La guerra che dobbiamo accettare

Sulla guerra scatenata dagli islamo-fascisti all’Occidente, le cui caratteristiche sono state ieri mirabilmente descritte da Paolo Guzzanti, si deve tornare e ritornare. L’opinione pubblica, anche la più attenta alle ragioni occidentali, è incerta, confusa. Prevale un naturale sentimento di rimozione dei possibili rischi. In fin dei conti sono sessanta anni che si vive in pace. Anche la Guerra fredda, con gli angosciosi tormenti su un incombente olocausto nucleare, è finita senza conflitti globali. Perché mai un pugno di fanatici metterebbe in discussione il nostro modo di vivere?
Al di là degli appelli attivi all’irresponsabilità che arrivano da pacifisti come Gino Strada, il cui comportamento eroico di chirurgo di guerra rende più autorevole un messaggio dissennato, i sondaggi testimoniano che parte della popolazione italiana, moderata, realistica, si chiede che cosa ci facciamo in posti tanto lontani come l’Afghanistan. Eppure è proprio la presenza occidentale in quell’area dell’Asia centrale che consente di mantenere l’alleanza con il Pakistan e senza questa alleanza (e la collaborazione dei servizi di quel Paese) oggi anche in Italia si piangerebbero migliaia di morti per l’esplosione di aerei in volo tra Inghilterra e Stati Uniti.
In una guerra globale come quella che gli islamo-fascisti hanno dichiarato all’Occidente tutto si tiene: gli atti degli individui si legano a quelli dei movimenti armati e degli stati-terroristi.

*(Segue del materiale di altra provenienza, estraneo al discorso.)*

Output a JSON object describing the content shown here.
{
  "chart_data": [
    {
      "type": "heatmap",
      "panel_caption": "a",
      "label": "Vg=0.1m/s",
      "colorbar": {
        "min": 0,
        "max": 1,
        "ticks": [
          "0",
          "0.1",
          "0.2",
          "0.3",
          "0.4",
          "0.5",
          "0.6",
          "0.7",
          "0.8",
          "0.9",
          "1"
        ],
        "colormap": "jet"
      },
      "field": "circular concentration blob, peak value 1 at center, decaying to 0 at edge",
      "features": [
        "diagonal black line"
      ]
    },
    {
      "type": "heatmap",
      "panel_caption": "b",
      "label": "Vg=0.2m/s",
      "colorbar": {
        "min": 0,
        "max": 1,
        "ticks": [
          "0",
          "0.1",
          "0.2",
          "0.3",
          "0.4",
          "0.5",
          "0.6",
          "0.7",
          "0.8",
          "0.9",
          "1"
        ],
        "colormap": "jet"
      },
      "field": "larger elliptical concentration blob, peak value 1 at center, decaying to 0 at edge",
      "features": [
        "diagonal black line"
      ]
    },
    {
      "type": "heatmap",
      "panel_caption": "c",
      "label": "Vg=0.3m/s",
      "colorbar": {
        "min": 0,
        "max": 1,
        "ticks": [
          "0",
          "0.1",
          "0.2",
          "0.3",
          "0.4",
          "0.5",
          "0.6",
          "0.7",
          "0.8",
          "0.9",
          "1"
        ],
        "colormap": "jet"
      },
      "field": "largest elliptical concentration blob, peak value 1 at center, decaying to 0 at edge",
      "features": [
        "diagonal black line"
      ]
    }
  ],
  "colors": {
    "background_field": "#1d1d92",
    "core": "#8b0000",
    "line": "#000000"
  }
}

Il problema non è farsi prendere da isterismi bellicisti, che tra l’altro non aiuterebbero a cogliere le contraddizioni presenti nella jihad, nella guerra santa islamista. Ma una cosa è tenere i nervi saldi, un’altra chiudere gli occhi sulla realtà: una parte del mondo islamico ci ha dichiarato guerra, vuole distruggere Israele, vuole subordinare alla dittatura religiosa tutte le terre abitate dai musulmani, vuole che l’emigrazione islamica viva secondo leggi religiose e non quelle degli Stati ospitanti. Per questi obiettivi si arma, uccide e si prepara a compiere stragi su scala sempre più larga. Dietro questi obiettivi vi sono stati, e non solo movimenti, che pagano, addestrano e guidano i terroristi.

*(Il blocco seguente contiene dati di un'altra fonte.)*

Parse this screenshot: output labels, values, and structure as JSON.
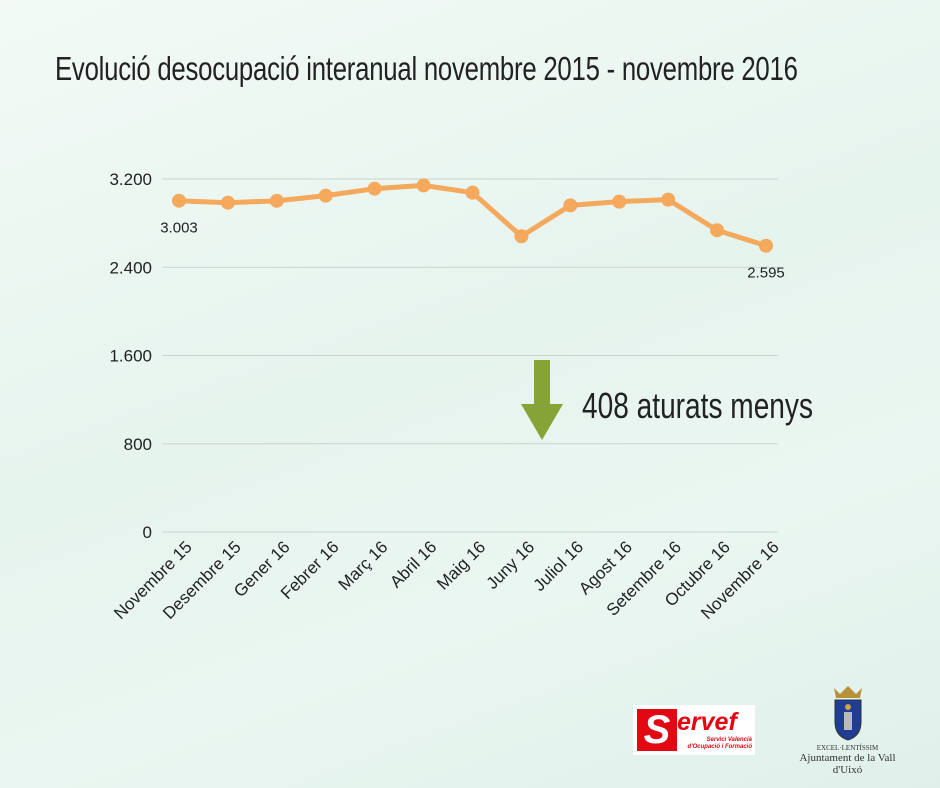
{
  "title": "Evolució desocupació interanual novembre 2015 - novembre 2016",
  "annotation": "408 aturats menys",
  "logos": {
    "servef": {
      "letter": "S",
      "word": "ervef",
      "line1": "Servici Valencià",
      "line2": "d'Ocupació i Formació"
    },
    "ajuntament": {
      "line1": "EXCEL·LENTÍSSIM",
      "line2": "Ajuntament de la Vall d'Uixó"
    }
  },
  "colors": {
    "line": "#f5a95d",
    "arrow": "#86a337",
    "grid": "#c9d3cf"
  },
  "chart_data": {
    "type": "line",
    "title": "Evolució desocupació interanual novembre 2015 - novembre 2016",
    "categories": [
      "Novembre 15",
      "Desembre 15",
      "Gener 16",
      "Febrer 16",
      "Març 16",
      "Abril 16",
      "Maig 16",
      "Juny 16",
      "Juliol 16",
      "Agost 16",
      "Setembre 16",
      "Octubre 16",
      "Novembre 16"
    ],
    "values": [
      3003,
      2985,
      3002,
      3049,
      3112,
      3142,
      3076,
      2681,
      2961,
      2995,
      3013,
      2735,
      2595
    ],
    "data_labels": [
      {
        "index": 0,
        "text": "3.003"
      },
      {
        "index": 12,
        "text": "2.595"
      }
    ],
    "yticks": [
      {
        "value": 0,
        "label": "0"
      },
      {
        "value": 800,
        "label": "800"
      },
      {
        "value": 1600,
        "label": "1.600"
      },
      {
        "value": 2400,
        "label": "2.400"
      },
      {
        "value": 3200,
        "label": "3.200"
      }
    ],
    "ylim": [
      0,
      3200
    ],
    "grid": true,
    "xlabel": "",
    "ylabel": ""
  }
}
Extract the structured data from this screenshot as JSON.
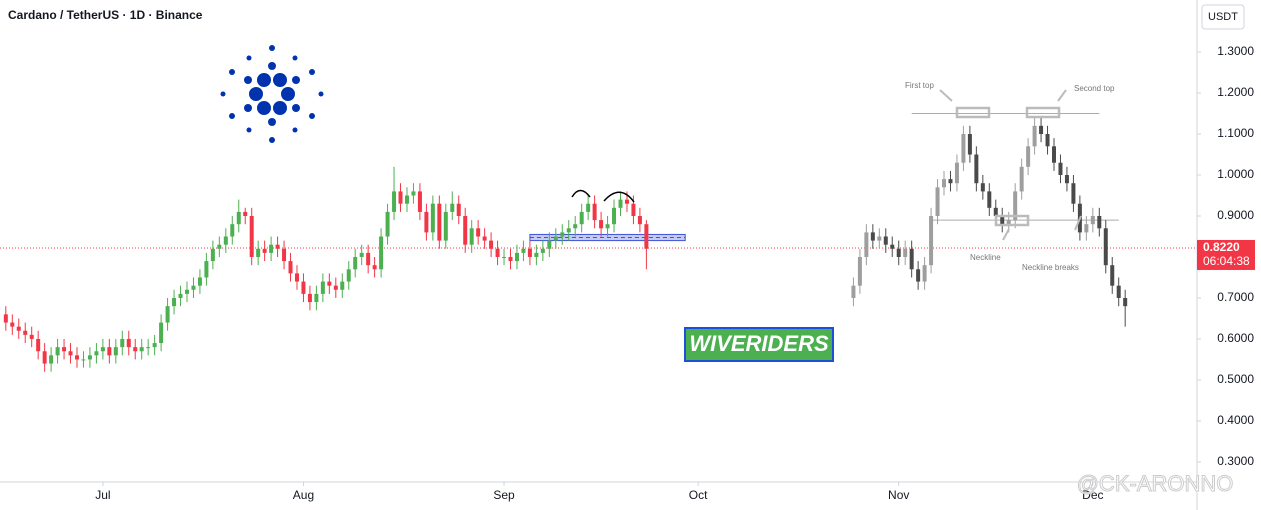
{
  "chart_data": {
    "type": "candlestick",
    "title": "Cardano / TetherUS · 1D · Binance",
    "y_label": "USDT",
    "watermark": "WIVERIDERS",
    "signature": "@CK-ARONNO",
    "ylim": [
      0.251,
      1.427
    ],
    "yticks": [
      {
        "value": 1.3,
        "label": "1.3000"
      },
      {
        "value": 1.2,
        "label": "1.2000"
      },
      {
        "value": 1.1,
        "label": "1.1000"
      },
      {
        "value": 1.0,
        "label": "1.0000"
      },
      {
        "value": 0.9,
        "label": "0.9000"
      },
      {
        "value": 0.8,
        "label": "0.8000"
      },
      {
        "value": 0.7,
        "label": "0.7000"
      },
      {
        "value": 0.6,
        "label": "0.6000"
      },
      {
        "value": 0.5,
        "label": "0.5000"
      },
      {
        "value": 0.4,
        "label": "0.4000"
      },
      {
        "value": 0.3,
        "label": "0.3000"
      }
    ],
    "xlim": [
      14.1,
      199.1
    ],
    "xticks": [
      {
        "value": 30,
        "label": "Jul"
      },
      {
        "value": 61,
        "label": "Aug"
      },
      {
        "value": 92,
        "label": "Sep"
      },
      {
        "value": 122,
        "label": "Oct"
      },
      {
        "value": 153,
        "label": "Nov"
      },
      {
        "value": 183,
        "label": "Dec"
      }
    ],
    "current_price": {
      "value": 0.822,
      "label": "0.8220"
    },
    "countdown": "06:04:38",
    "price_color": "#f23645",
    "zone": {
      "x": [
        96,
        120
      ],
      "y": [
        0.84,
        0.855
      ],
      "color": "#3f51d8"
    },
    "levels": [
      {
        "value": 1.15,
        "x": [
          155,
          184
        ]
      },
      {
        "value": 0.89,
        "x": [
          158,
          187
        ]
      }
    ],
    "annotations": [
      "First top",
      "Second top",
      "Neckline",
      "Neckline breaks"
    ],
    "series": [
      {
        "up_color": "#4caf50",
        "down_color": "#f23645",
        "x": [
          15,
          16,
          17,
          18,
          19,
          20,
          21,
          22,
          23,
          24,
          25,
          26,
          27,
          28,
          29,
          30,
          31,
          32,
          33,
          34,
          35,
          36,
          37,
          38,
          39,
          40,
          41,
          42,
          43,
          44,
          45,
          46,
          47,
          48,
          49,
          50,
          51,
          52,
          53,
          54,
          55,
          56,
          57,
          58,
          59,
          60,
          61,
          62,
          63,
          64,
          65,
          66,
          67,
          68,
          69,
          70,
          71,
          72,
          73,
          74,
          75,
          76,
          77,
          78,
          79,
          80,
          81,
          82,
          83,
          84,
          85,
          86,
          87,
          88,
          89,
          90,
          91,
          92,
          93,
          94,
          95,
          96,
          97,
          98,
          99,
          100,
          101,
          102,
          103,
          104,
          105,
          106,
          107,
          108,
          109,
          110,
          111,
          112,
          113,
          114
        ],
        "open": [
          0.66,
          0.64,
          0.63,
          0.62,
          0.61,
          0.6,
          0.57,
          0.54,
          0.56,
          0.58,
          0.57,
          0.56,
          0.55,
          0.55,
          0.56,
          0.57,
          0.58,
          0.56,
          0.58,
          0.6,
          0.58,
          0.57,
          0.58,
          0.58,
          0.59,
          0.64,
          0.68,
          0.7,
          0.71,
          0.72,
          0.73,
          0.75,
          0.79,
          0.82,
          0.83,
          0.85,
          0.88,
          0.91,
          0.9,
          0.8,
          0.82,
          0.81,
          0.83,
          0.82,
          0.79,
          0.76,
          0.74,
          0.71,
          0.69,
          0.71,
          0.74,
          0.73,
          0.72,
          0.74,
          0.77,
          0.8,
          0.81,
          0.78,
          0.77,
          0.85,
          0.91,
          0.96,
          0.93,
          0.95,
          0.96,
          0.91,
          0.86,
          0.93,
          0.84,
          0.91,
          0.93,
          0.9,
          0.83,
          0.87,
          0.85,
          0.84,
          0.82,
          0.8,
          0.8,
          0.79,
          0.81,
          0.82,
          0.8,
          0.81,
          0.82,
          0.84,
          0.85,
          0.86,
          0.87,
          0.88,
          0.91,
          0.93,
          0.89,
          0.87,
          0.88,
          0.92,
          0.94,
          0.93,
          0.9,
          0.88
        ],
        "high": [
          0.68,
          0.66,
          0.65,
          0.64,
          0.63,
          0.62,
          0.59,
          0.58,
          0.6,
          0.6,
          0.59,
          0.58,
          0.57,
          0.58,
          0.59,
          0.6,
          0.6,
          0.6,
          0.62,
          0.62,
          0.6,
          0.6,
          0.6,
          0.61,
          0.66,
          0.7,
          0.72,
          0.73,
          0.74,
          0.75,
          0.77,
          0.81,
          0.84,
          0.85,
          0.87,
          0.9,
          0.94,
          0.92,
          0.92,
          0.84,
          0.84,
          0.85,
          0.85,
          0.84,
          0.81,
          0.78,
          0.76,
          0.73,
          0.73,
          0.76,
          0.76,
          0.75,
          0.76,
          0.79,
          0.82,
          0.83,
          0.83,
          0.8,
          0.87,
          0.93,
          1.02,
          0.98,
          0.97,
          0.98,
          0.98,
          0.93,
          0.95,
          0.95,
          0.93,
          0.96,
          0.95,
          0.92,
          0.89,
          0.89,
          0.87,
          0.86,
          0.84,
          0.82,
          0.82,
          0.83,
          0.84,
          0.84,
          0.83,
          0.84,
          0.86,
          0.87,
          0.88,
          0.89,
          0.9,
          0.93,
          0.95,
          0.95,
          0.91,
          0.9,
          0.94,
          0.96,
          0.96,
          0.95,
          0.92,
          0.89
        ],
        "low": [
          0.62,
          0.61,
          0.6,
          0.59,
          0.58,
          0.55,
          0.52,
          0.52,
          0.54,
          0.55,
          0.54,
          0.53,
          0.53,
          0.53,
          0.54,
          0.55,
          0.54,
          0.54,
          0.56,
          0.56,
          0.55,
          0.55,
          0.56,
          0.56,
          0.57,
          0.62,
          0.66,
          0.68,
          0.69,
          0.7,
          0.71,
          0.73,
          0.77,
          0.8,
          0.81,
          0.83,
          0.86,
          0.88,
          0.78,
          0.78,
          0.79,
          0.79,
          0.8,
          0.77,
          0.74,
          0.72,
          0.69,
          0.67,
          0.67,
          0.69,
          0.71,
          0.7,
          0.7,
          0.72,
          0.75,
          0.78,
          0.76,
          0.75,
          0.75,
          0.83,
          0.89,
          0.91,
          0.91,
          0.93,
          0.89,
          0.84,
          0.84,
          0.82,
          0.82,
          0.89,
          0.88,
          0.81,
          0.81,
          0.83,
          0.82,
          0.8,
          0.78,
          0.78,
          0.77,
          0.77,
          0.79,
          0.78,
          0.78,
          0.79,
          0.8,
          0.82,
          0.83,
          0.84,
          0.85,
          0.86,
          0.89,
          0.87,
          0.85,
          0.85,
          0.86,
          0.9,
          0.91,
          0.88,
          0.86,
          0.77
        ],
        "close": [
          0.64,
          0.63,
          0.62,
          0.61,
          0.6,
          0.57,
          0.54,
          0.56,
          0.58,
          0.57,
          0.56,
          0.55,
          0.55,
          0.56,
          0.57,
          0.58,
          0.56,
          0.58,
          0.6,
          0.58,
          0.57,
          0.58,
          0.58,
          0.59,
          0.64,
          0.68,
          0.7,
          0.71,
          0.72,
          0.73,
          0.75,
          0.79,
          0.82,
          0.83,
          0.85,
          0.88,
          0.91,
          0.9,
          0.8,
          0.82,
          0.81,
          0.83,
          0.82,
          0.79,
          0.76,
          0.74,
          0.71,
          0.69,
          0.71,
          0.74,
          0.73,
          0.72,
          0.74,
          0.77,
          0.8,
          0.81,
          0.78,
          0.77,
          0.85,
          0.91,
          0.96,
          0.93,
          0.95,
          0.96,
          0.91,
          0.86,
          0.93,
          0.84,
          0.91,
          0.93,
          0.9,
          0.83,
          0.87,
          0.85,
          0.84,
          0.82,
          0.8,
          0.8,
          0.79,
          0.81,
          0.82,
          0.8,
          0.81,
          0.82,
          0.84,
          0.85,
          0.86,
          0.87,
          0.88,
          0.91,
          0.93,
          0.89,
          0.87,
          0.88,
          0.92,
          0.94,
          0.93,
          0.9,
          0.88,
          0.82
        ]
      },
      {
        "up_color": "#9e9e9e",
        "down_color": "#4a4a4a",
        "x": [
          146,
          147,
          148,
          149,
          150,
          151,
          152,
          153,
          154,
          155,
          156,
          157,
          158,
          159,
          160,
          161,
          162,
          163,
          164,
          165,
          166,
          167,
          168,
          169,
          170,
          171,
          172,
          173,
          174,
          175,
          176,
          177,
          178,
          179,
          180,
          181,
          182,
          183,
          184,
          185,
          186,
          187,
          188
        ],
        "open": [
          0.7,
          0.73,
          0.8,
          0.86,
          0.84,
          0.85,
          0.83,
          0.82,
          0.8,
          0.82,
          0.77,
          0.74,
          0.78,
          0.9,
          0.97,
          0.99,
          0.98,
          1.03,
          1.1,
          1.05,
          0.98,
          0.96,
          0.92,
          0.9,
          0.88,
          0.89,
          0.96,
          1.02,
          1.07,
          1.12,
          1.1,
          1.07,
          1.03,
          1.0,
          0.98,
          0.93,
          0.86,
          0.88,
          0.9,
          0.87,
          0.78,
          0.73,
          0.7
        ],
        "high": [
          0.75,
          0.82,
          0.88,
          0.88,
          0.87,
          0.87,
          0.85,
          0.84,
          0.84,
          0.84,
          0.79,
          0.8,
          0.92,
          0.99,
          1.01,
          1.01,
          1.05,
          1.12,
          1.12,
          1.07,
          1.0,
          0.98,
          0.94,
          0.92,
          0.91,
          0.98,
          1.04,
          1.09,
          1.14,
          1.14,
          1.12,
          1.09,
          1.05,
          1.02,
          1.0,
          0.95,
          0.9,
          0.92,
          0.92,
          0.89,
          0.8,
          0.75,
          0.72
        ],
        "low": [
          0.68,
          0.71,
          0.78,
          0.82,
          0.82,
          0.81,
          0.8,
          0.78,
          0.78,
          0.75,
          0.72,
          0.72,
          0.76,
          0.88,
          0.95,
          0.96,
          0.96,
          1.01,
          1.03,
          0.96,
          0.94,
          0.9,
          0.88,
          0.86,
          0.86,
          0.87,
          0.94,
          1.0,
          1.05,
          1.08,
          1.05,
          1.01,
          0.98,
          0.96,
          0.91,
          0.84,
          0.84,
          0.86,
          0.85,
          0.76,
          0.71,
          0.68,
          0.63
        ],
        "close": [
          0.73,
          0.8,
          0.86,
          0.84,
          0.85,
          0.83,
          0.82,
          0.8,
          0.82,
          0.77,
          0.74,
          0.78,
          0.9,
          0.97,
          0.99,
          0.98,
          1.03,
          1.1,
          1.05,
          0.98,
          0.96,
          0.92,
          0.9,
          0.88,
          0.89,
          0.96,
          1.02,
          1.07,
          1.12,
          1.1,
          1.07,
          1.03,
          1.0,
          0.98,
          0.93,
          0.86,
          0.88,
          0.9,
          0.87,
          0.78,
          0.73,
          0.7,
          0.68
        ]
      }
    ]
  }
}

È la consapevolezza di questo scenario che pare mancare al nostro governo: scelte come quelle proposte su emigrazione e cittadinanza, motivate da sentimenti umanitari e democratici in altri momenti anche condivisibili, appaiono oggi assai azzardate, come mostra anche l’esperienza britannica. Segnali di debolezza e accondiscendenza che sono stati lanciati in queste settimane, non fanno che consolidare le tendenze belliciste del fronte islamo-fascista. L’Italia non può non tenere conto anche dei propri interessi nazionali, per esempio nei rapporti con l’Iran: ma una cosa è avere consapevolezza di questi interessi, un’altra trasformare esigenze economiche in cedimenti. In generale, poi, la coscienza della drammaticità dello scenario deve imporre alle grandi forze nazionali che sostengono il governo Prodi di non subordinare la nostra politica estera ai giochetti per tenere dentro questo o quel protagonista minore, di orientamento estremista, interessato solo a un po’ di spazio sulla ribalta.

La politica è l’arte del possibile, dunque anche quella di vezzeggiare un Oliviero Diliberto, se no non c’è più la maggioranza al Senato: ma quando la situazione si fa drammatica, la politichetta deve lasciare spazio a una politica ispirata dagli interessi nazionali. Anche a costo di chiudere un’esperienza di governo sostituendola con scelte d’emergenza che richiedano l’apporto delle grandi forze nazionali collocate all’opposizione.